[IDs, in order:
two tweets reading:
if you ever need to cry on cue, what works for me is thinking about the fact a queer person once would call every gay bar they had a number to just to hear the sound of other queers laughing somewhere, just listen, say nothing. as to not be alone. every week. for fourteen years.
i remember reading that interview like, six years ago, and FEELING this knowledge integrate itself into my cellular makeup. i can never unknow this window to someone’s loneliness and need. and now you have it too. godspeed
text reading:
INFORMANT: Well, I had insomnia. I used to phone up all the gay bars, just to hear them answer the phone … Just to hear the noise, oh yes.
INTERVIEWER: So you would call and just be on the phone?
INFORMANT: No, I would just hear the noise and the laughter in the background. I just wanted to be there.
INTERVIEWER: … it helped you just to know it was out there?
(Pause)
INTERVIEWER: .. that’s a really special story.
INFORMANT: Yeah, oh God.
text from an article, reading:
PREFACE: MYRNA’S STORY
I would stay on the phone … that was my lifeline.
“I came out as gay in 1945-the year that the war ended” Myrna Kurland told me from her home high in the Hollywood Hills of California. “I was dating a softball player that I met at the gay bar. I met her at Mona’s or else it was the Paper Pony. My first night in a gay bar was—freedom. I had a gay male friend and he took me there.”
Myrna was in the gay bars for eight years. She showed me her “treasure from the 40s"—a gold softball on a necklace chain from her first lover—inscribed with the initials from the professional softball league to which women belonged while the men were in the war. “We went to the bar all the time. My entire social life was there—there was no other place.” However, that night she first went to the bar-something else happened. Her father died that night. And she blamed herself, even though she knew that was irrational. She couldn’t get over it. Also she told me that, “I’m Jewish and we lost so many people in the Holocaust. I felt it was my duty to have children.
There was no other way to have children in the 1950s without getting married to a man. I married someone I disliked that’s what I felt I deserved because I was gay and I felt so guilty” She married a psychiatrist—someone to whom she would never be able to tell her secret. Her husband’s practice was very involved in actively trying to change the sexuality/sexual deviancy of his clients as would be almost any psychiatrist’s practice at the time. If her sexual past and preference had been known to him in all likelihood she would have lost her children.
This brief story came as I was packing up my things, and although we had been speaking for about three hours, this was in response to my final question, “Is there any last thing you want to say about what the bars meant to you?” I meant when she actually went to the bars in the 1940s—not knowing there was another story. She told me a story about when she did not actually go to the bars, but when she made sure the bars were still there—when she was married.

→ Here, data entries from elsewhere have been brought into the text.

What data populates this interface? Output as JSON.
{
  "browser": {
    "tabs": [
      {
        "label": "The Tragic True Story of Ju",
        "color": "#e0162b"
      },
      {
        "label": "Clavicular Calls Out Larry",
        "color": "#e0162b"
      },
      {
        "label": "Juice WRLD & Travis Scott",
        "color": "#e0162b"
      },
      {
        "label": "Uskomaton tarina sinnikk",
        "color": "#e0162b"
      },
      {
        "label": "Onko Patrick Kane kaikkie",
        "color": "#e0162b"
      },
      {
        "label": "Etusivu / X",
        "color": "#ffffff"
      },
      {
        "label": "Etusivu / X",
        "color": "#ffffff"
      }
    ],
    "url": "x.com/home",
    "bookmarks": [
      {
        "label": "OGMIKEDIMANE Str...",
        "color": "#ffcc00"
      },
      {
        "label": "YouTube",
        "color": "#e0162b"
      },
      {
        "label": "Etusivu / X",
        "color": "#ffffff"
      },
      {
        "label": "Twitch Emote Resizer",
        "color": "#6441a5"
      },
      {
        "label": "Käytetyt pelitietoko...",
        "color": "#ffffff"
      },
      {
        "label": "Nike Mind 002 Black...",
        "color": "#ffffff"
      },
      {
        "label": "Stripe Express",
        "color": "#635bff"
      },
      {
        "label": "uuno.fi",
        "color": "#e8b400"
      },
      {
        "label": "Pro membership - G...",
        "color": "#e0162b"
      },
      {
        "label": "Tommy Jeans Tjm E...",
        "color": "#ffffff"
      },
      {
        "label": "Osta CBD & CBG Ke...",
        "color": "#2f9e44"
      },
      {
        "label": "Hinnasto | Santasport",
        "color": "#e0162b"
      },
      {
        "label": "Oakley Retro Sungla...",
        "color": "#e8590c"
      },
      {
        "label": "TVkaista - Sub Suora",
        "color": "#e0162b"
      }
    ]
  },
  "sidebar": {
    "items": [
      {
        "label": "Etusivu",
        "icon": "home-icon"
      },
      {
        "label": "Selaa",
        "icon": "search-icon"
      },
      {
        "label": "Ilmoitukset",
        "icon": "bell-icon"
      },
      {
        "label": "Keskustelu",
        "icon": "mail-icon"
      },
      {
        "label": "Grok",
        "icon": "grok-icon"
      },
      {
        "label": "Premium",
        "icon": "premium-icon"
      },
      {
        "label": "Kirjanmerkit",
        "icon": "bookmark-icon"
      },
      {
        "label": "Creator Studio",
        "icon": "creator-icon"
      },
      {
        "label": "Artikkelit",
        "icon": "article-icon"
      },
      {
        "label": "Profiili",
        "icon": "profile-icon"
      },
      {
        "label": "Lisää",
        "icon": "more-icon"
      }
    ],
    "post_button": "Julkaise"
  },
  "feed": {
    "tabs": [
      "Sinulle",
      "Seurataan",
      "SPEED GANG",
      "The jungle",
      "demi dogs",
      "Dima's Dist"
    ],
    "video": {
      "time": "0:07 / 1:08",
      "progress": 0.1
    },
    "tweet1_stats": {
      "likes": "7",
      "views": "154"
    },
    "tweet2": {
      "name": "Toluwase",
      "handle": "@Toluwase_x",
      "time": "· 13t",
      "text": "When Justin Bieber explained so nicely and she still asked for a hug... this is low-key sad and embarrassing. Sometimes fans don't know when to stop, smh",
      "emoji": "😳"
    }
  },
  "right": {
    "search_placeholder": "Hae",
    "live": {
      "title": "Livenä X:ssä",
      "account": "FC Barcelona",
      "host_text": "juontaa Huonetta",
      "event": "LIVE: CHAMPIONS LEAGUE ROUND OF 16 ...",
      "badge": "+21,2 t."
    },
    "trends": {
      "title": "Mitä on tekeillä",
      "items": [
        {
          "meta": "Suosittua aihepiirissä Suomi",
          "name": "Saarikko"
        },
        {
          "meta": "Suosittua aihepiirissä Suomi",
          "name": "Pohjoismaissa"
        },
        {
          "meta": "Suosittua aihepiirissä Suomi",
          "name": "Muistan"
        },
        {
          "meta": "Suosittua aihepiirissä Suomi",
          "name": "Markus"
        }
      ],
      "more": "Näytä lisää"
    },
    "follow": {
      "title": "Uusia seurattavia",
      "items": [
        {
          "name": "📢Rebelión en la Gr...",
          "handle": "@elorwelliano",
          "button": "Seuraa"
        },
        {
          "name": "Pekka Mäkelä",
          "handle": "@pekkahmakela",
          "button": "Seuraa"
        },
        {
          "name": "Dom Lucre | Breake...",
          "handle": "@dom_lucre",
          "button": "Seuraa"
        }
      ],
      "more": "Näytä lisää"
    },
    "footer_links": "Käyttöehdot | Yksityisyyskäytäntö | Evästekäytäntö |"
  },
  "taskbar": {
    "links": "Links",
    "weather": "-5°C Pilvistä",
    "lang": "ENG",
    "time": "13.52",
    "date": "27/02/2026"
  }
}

INFORMANT: Well, I had insomnia. I used to phone up all the gay bars, just to hear them answer the phone … Just to hear the noise, oh yes.
INTERVIEWER: So you would call and just be on the phone?
INFORMANT: No, I would just hear the noise and the laughter in the background. I just wanted to be there.
INTERVIEWER: … it helped you just to know it was out there?
(Pause)
INTERVIEWER: … that’s a really special story.
INFORMANT: Yeah, oh God.
MYRNA’S STORY … CONTINUED
Myrna was married from 1953 to 1968 when she separated, and then divorced her husband in 1970 when no-fault divorce law passed in California. She had terrible insomnia throughout her marriage. “I would get up at one or two a.m. and I would call every gay bar I had the number to from the 1940s. I wouldn’t say anything. I would just stay on the phone and listen to the sounds in the background. I would stay on until they hung up, and then I would call another one of my numbers, until I had called all the numbers I had. ‘That was my lifeline.”
What did it mean to call those bars and to hear the sounds in the background? “That phone. Those numbers. That was my lifeline.” she whispered, and put both hands by her heart. “It meant there was a place somewhere—even if I couldn’t go there—that place was out there. I could hear it. Freedom.” She called the bars two to three times a week like this—for fourteen years.